10 thoughts on “Comment, Don’t Tweet

  1. It seems a natural part of the web that the conversation carries on across a number of channels. I’d guess that changing behaviour would be quite a challenge, so I wonder if there’s a technological solution.

    What if your blog showed you (as the author) a list of relevant tweets in the sidebar, with a button that copied the tweet into your site’s comment-stream?

    There’s some tech problems to solve here: how does the site calculate which tweets are relevant, in order to suggest them to the author? What steps are needed to copy the tweet into the comment stream for a particular post?

    Hmm, that gives me an idea for my blog…

  2. I really don’t want to just spam my posts with all the retweets which include the URL as they typically have little value. I have yet to find and identify the tweets which say “@lornajane ur doin it rong” without including the post URL even. I really think that it’s more helpful for people to actually comment on the public post than just tweet at me, maybe I am alone in that.

    • you would need to use the api to track conversation flow from the original tweet down through the replies, I tried to do something similar at work for our blog but the problem is not everyone (mainly 3rd party tools) don’t reference the original tweet when sending the reply and just @mention the person instead, which loses the link to the original tweet.

      maybe adding the ability to comment using twitter auth rather than entering an email address would entice people to comment rather than tweet?

      I agree a comment on the post is much more helpful than a tweet reply, not just to the author but people reading the post further down the line, I have a couple of posts where comments have helped people reading it 12+ months later. If they were sent as a tweet instead they would have been lost months ago.

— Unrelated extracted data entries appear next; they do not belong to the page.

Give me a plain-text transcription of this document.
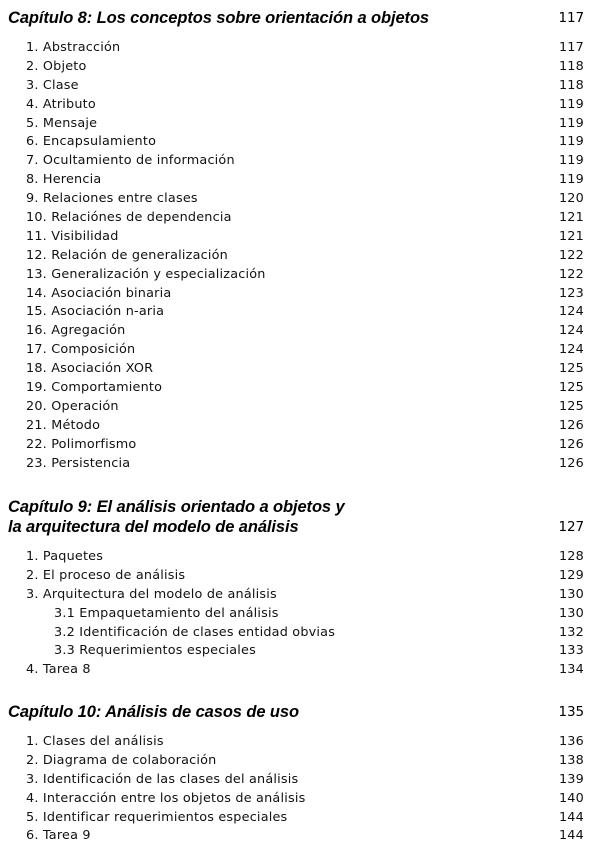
Capítulo 8: Los conceptos sobre orientación a objetos	117
1. Abstracción	117
2. Objeto	118
3. Clase	118
4. Atributo	119
5. Mensaje	119
6. Encapsulamiento	119
7. Ocultamiento de información	119
8. Herencia	119
9. Relaciones entre clases	120
10. Relaciónes de dependencia	121
11. Visibilidad	121
12. Relación de generalización	122
13. Generalización y especialización	122
14. Asociación binaria	123
15. Asociación n-aria	124
16. Agregación	124
17. Composición	124
18. Asociación XOR	125
19. Comportamiento	125
20. Operación	125
21. Método	126
22. Polimorfismo	126
23. Persistencia	126
Capítulo 9: El análisis orientado a objetos y
la arquitectura del modelo de análisis	127
1. Paquetes	128
2. El proceso de análisis	129
3. Arquitectura del modelo de análisis	130
3.1 Empaquetamiento del análisis	130
3.2 Identificación de clases entidad obvias	132
3.3 Requerimientos especiales	133
4. Tarea 8	134
Capítulo 10: Análisis de casos de uso	135
1. Clases del análisis	136
2. Diagrama de colaboración	138
3. Identificación de las clases del análisis	139
4. Interacción entre los objetos de análisis	140
5. Identificar requerimientos especiales	144
6. Tarea 9	144
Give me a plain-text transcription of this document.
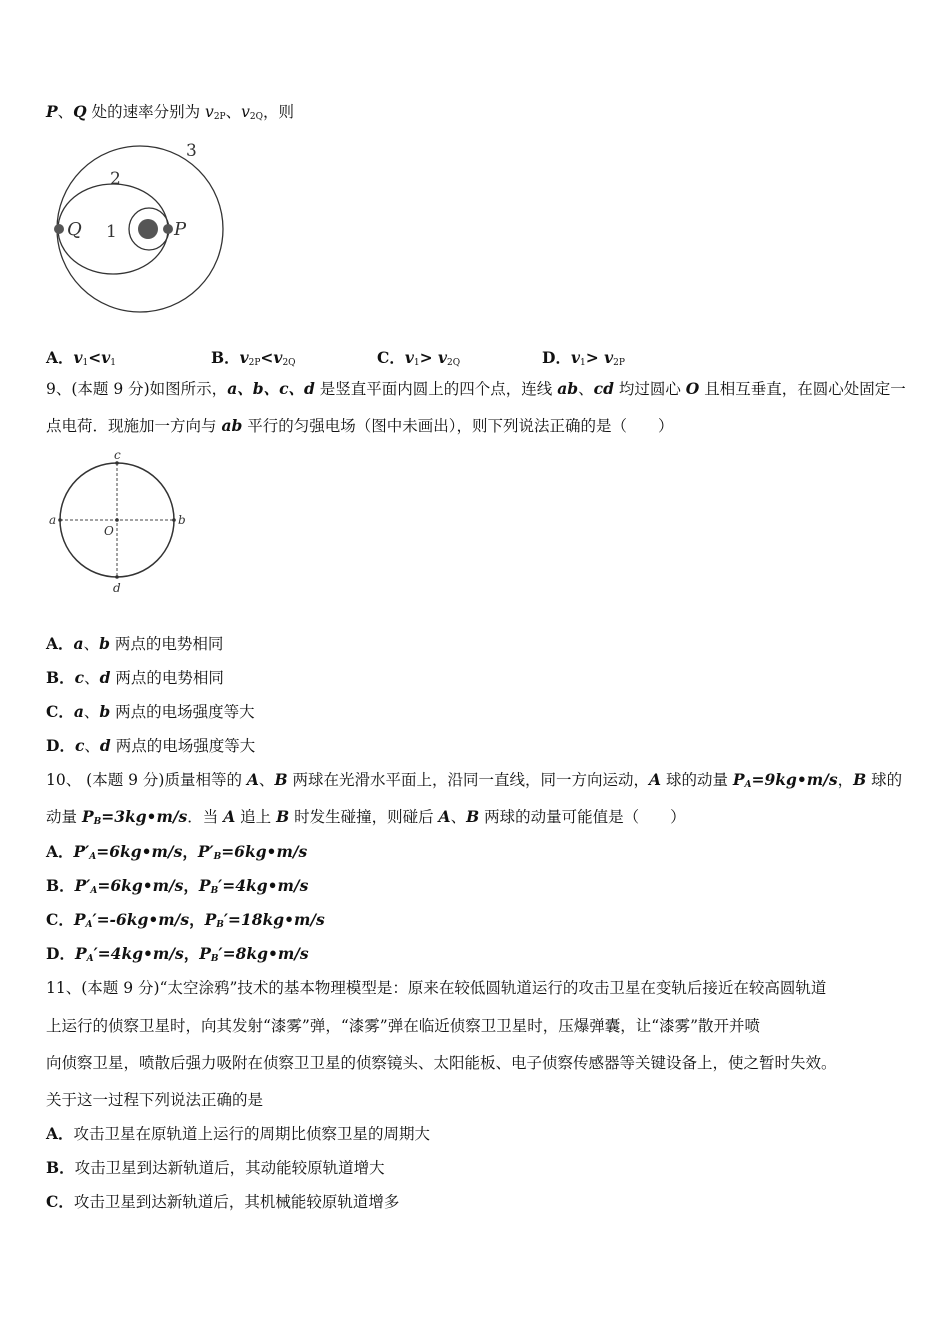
P、Q 处的速率分别为 $v_{2P}$、$v_{2Q}$，则
3
2
1
Q	P
A．$v_1<v_1$	B．$v_{2P}<v_{2Q}$	C．$v_1> v_{2Q}$	D．$v_1> v_{2P}$
9、(本题 9 分)如图所示，a、b、c、d 是竖直平面内圆上的四个点，连线 ab、cd 均过圆心 O 且相互垂直，在圆心处固定一
点电荷．现施加一方向与 ab 平行的匀强电场（图中未画出），则下列说法正确的是（　　）
a	b
c
d
O
A．a、b 两点的电势相同
B．c、d 两点的电势相同
C．a、b 两点的电场强度等大
D．c、d 两点的电场强度等大
10、 (本题 9 分)质量相等的 A、B 两球在光滑水平面上，沿同一直线，同一方向运动，A 球的动量 $P_A=9kg•m/s$，B 球的
动量 $P_B=3kg•m/s$．当 A 追上 B 时发生碰撞，则碰后 A、B 两球的动量可能值是（　　）
A．$P'_A=6kg•m/s$，$P'_B=6kg•m/s$
B．$P'_A=6kg•m/s$，$P_B'=4kg•m/s$
C．$P_A'=-6kg•m/s$，$P_B'=18kg•m/s$
D．$P_A'=4kg•m/s$，$P_B'=8kg•m/s$
11、(本题 9 分)“太空涂鸦”技术的基本物理模型是：原来在较低圆轨道运行的攻击卫星在变轨后接近在较高圆轨道
上运行的侦察卫星时，向其发射“漆雾”弹，“漆雾”弹在临近侦察卫卫星时，压爆弹囊，让“漆雾”散开并喷
向侦察卫星，喷散后强力吸附在侦察卫卫星的侦察镜头、太阳能板、电子侦察传感器等关键设备上，使之暂时失效。
关于这一过程下列说法正确的是
A．攻击卫星在原轨道上运行的周期比侦察卫星的周期大
B．攻击卫星到达新轨道后，其动能较原轨道增大
C．攻击卫星到达新轨道后，其机械能较原轨道增多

  3. Personally, I dislike tweets about a new blog post. If I want to read your blog, I’ll check my feed reader. IMHO, tweeting about a new blog post, or aggregating to any service for that matter, invites conversation about it on that medium.

    • Agreed! I’m certainly seeing this more when I’ve tweeted my own posts, so perhaps I should just stop and ignore the fact that fewer people will see the content at all :)

    • I love retweets about blog posts. I don’t know about all the blogs out there, and I don’t want to read every post.

      However, if someone I am following on Twitter retweets a blog post that I find interesting, I will go read it.

      Lorna, how about including a simple paragraph at the top of each post asking people that comment via twitter to use hash tags. #lj1234 where 1234 is your post id? And then have a script the searches for those.

      Maybe bold ARE YOU TWEETING? USE #lj1234 TO JOIN MY CONVERSATION

      Just a thought.

  4. You could always write an agent to monitor the twitter feed for the subject, and grab the conversation and add it to your comments, or simply show it in the comment area.

  5. At this point it feels like I was unreasonable to expect people to comment rather than tweet in general, but many thanks to everyone who did comment and give their perspective on this post.

    Certainly the effect is more pronounced when I share links via tweet, and since it annoys me so much I think I’ll do less of that, I’ve never automated it anyway (and never would).

    I don’t think it’s appropriate to pull in tweets (it is also a hard problem but that’s a separate thing) – if people want to engage, then they can and if not, that’s up to them I suppose. I still wish they would though :(

    • I do not think you were unreasonable in your expectations. Developers should be aware of the fact they add value to a discussion. Therefore, they should take care to make that stick were it belongs.